Mme Ortega n’est pas la seule à s’être désolidarisée de la stratégie de M. Maduro. En mai, une quinzaine de personnalités du «chavisme critique», dont au moins quatre anciens ministres de Chávez, lançaient un appel à la « dépolarisation » du débat. Le quotidien Libération citait l’une d’entre eux, Niemer Evans, pour qui la majorité des Vénézuéliens ne se retrouvaient ni dans «le gouvernement autoritaire prêt à tout pour conserver le pouvoir» ni dans «l’opposition qui expose la population à une confrontation stérile».
Ils n’ont pas été entendus. L’escalade du conflit a chassé les voix modérées.
Ce qui rend d’autant plus nécessaire que des efforts de médiation internationale soient déployés. C’est un conflit aux dimensions régionales qui a d’urgence besoin d’arbitrage.
Aussi, les yeux se tournent vers Cuba, en désespoir de cause. Le président Juan Manuel Santos, dont la Colombie abrite aujourd’hui un million de réfugiés vénézuéliens, était lundi à La Havane, où il a rencontré son homologue Raúl Castro. Une visite à l’issue de laquelle il a souhaité, avec d’autres pays comme l’Argentine et le Mexique, que Cuba joue un rôle de médiateur dans l’espoir qu’une solution négociée puisse être trouvée à la crise vénézuélienne.
À ce jour, les médiations du Vatican et de l’Espagne n’ont rien donné, ou si peu.
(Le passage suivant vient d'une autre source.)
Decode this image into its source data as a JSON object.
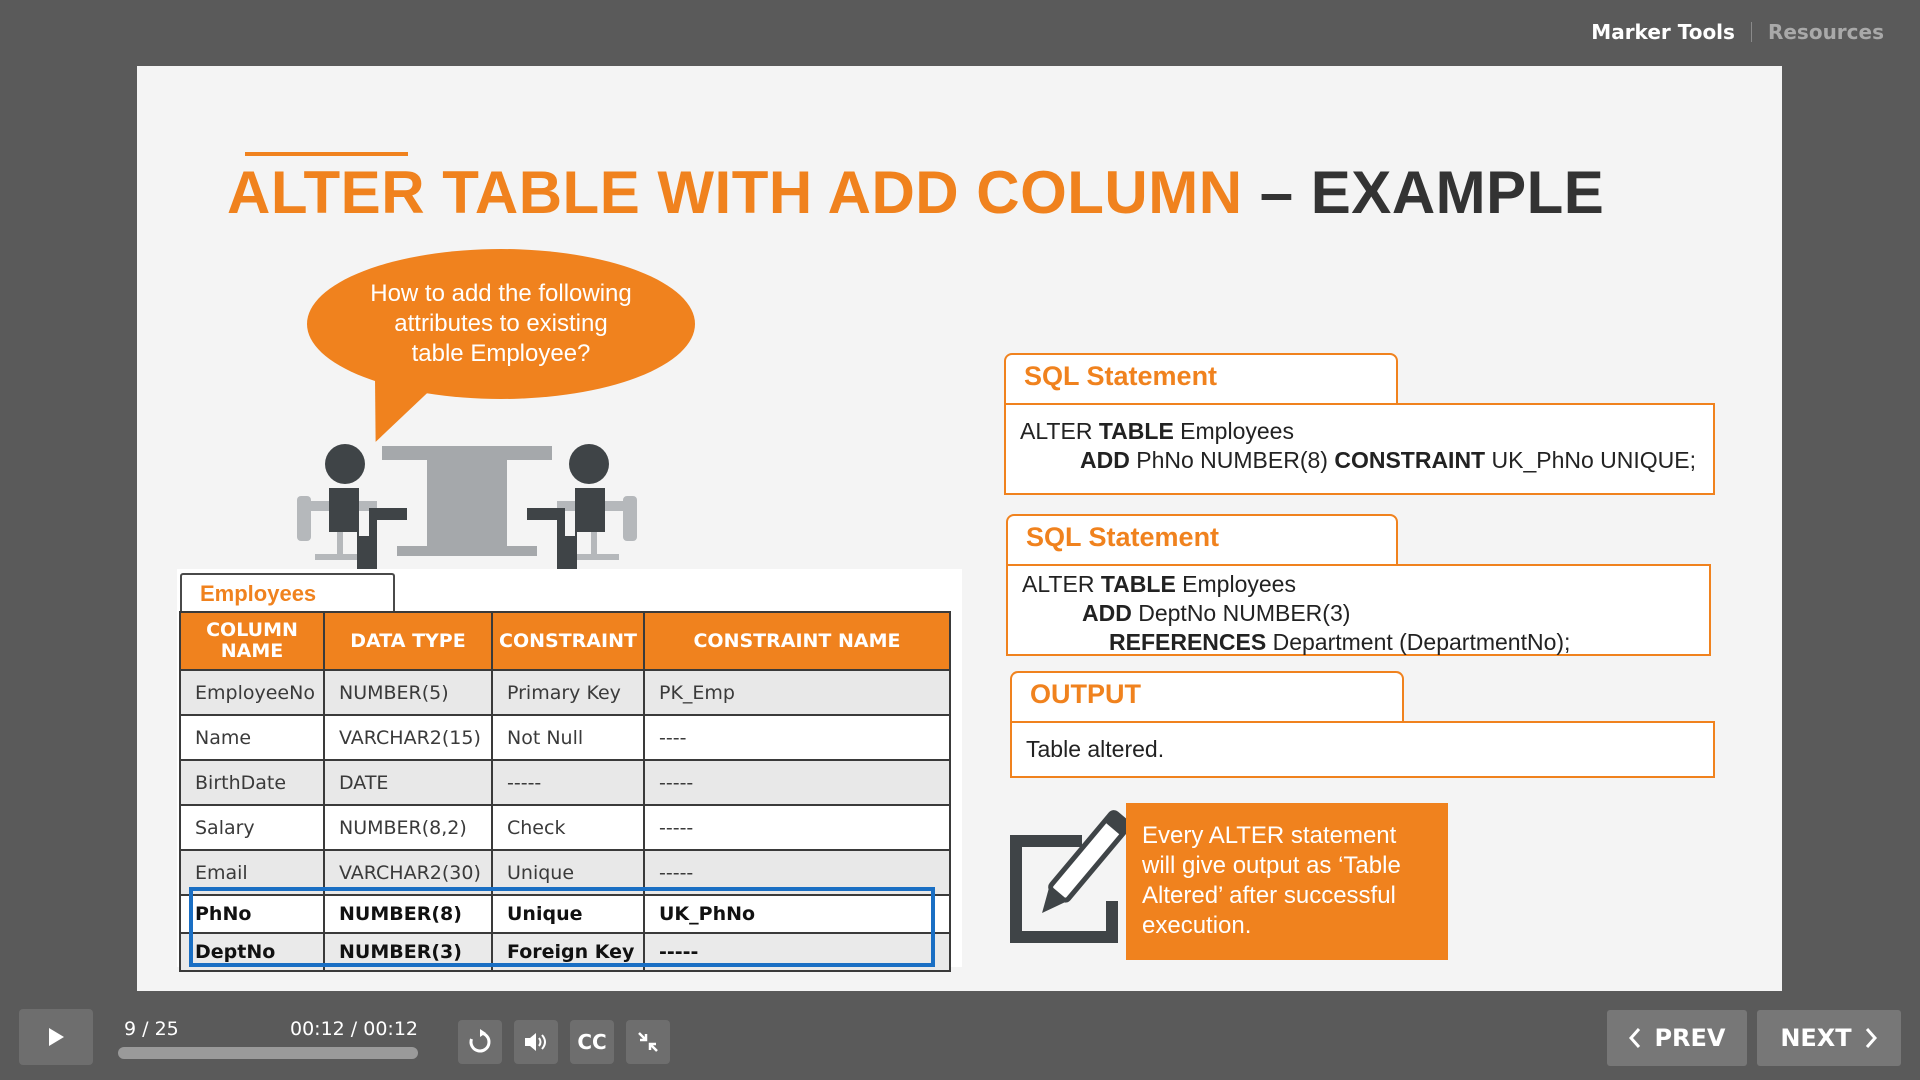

La Havane a certes de l’ascendant sur Caracas, mais demeure en même temps très dépendante des approvisionnements en pétrole vénézuélien. Ce qui fait que sa capacité de faire pression est après tout limitée, si tant est qu’elle le veuille et juge y trouver son intérêt. Il reste que, pour l’heure, les clés d’un apaisement se trouvent entre ses mains.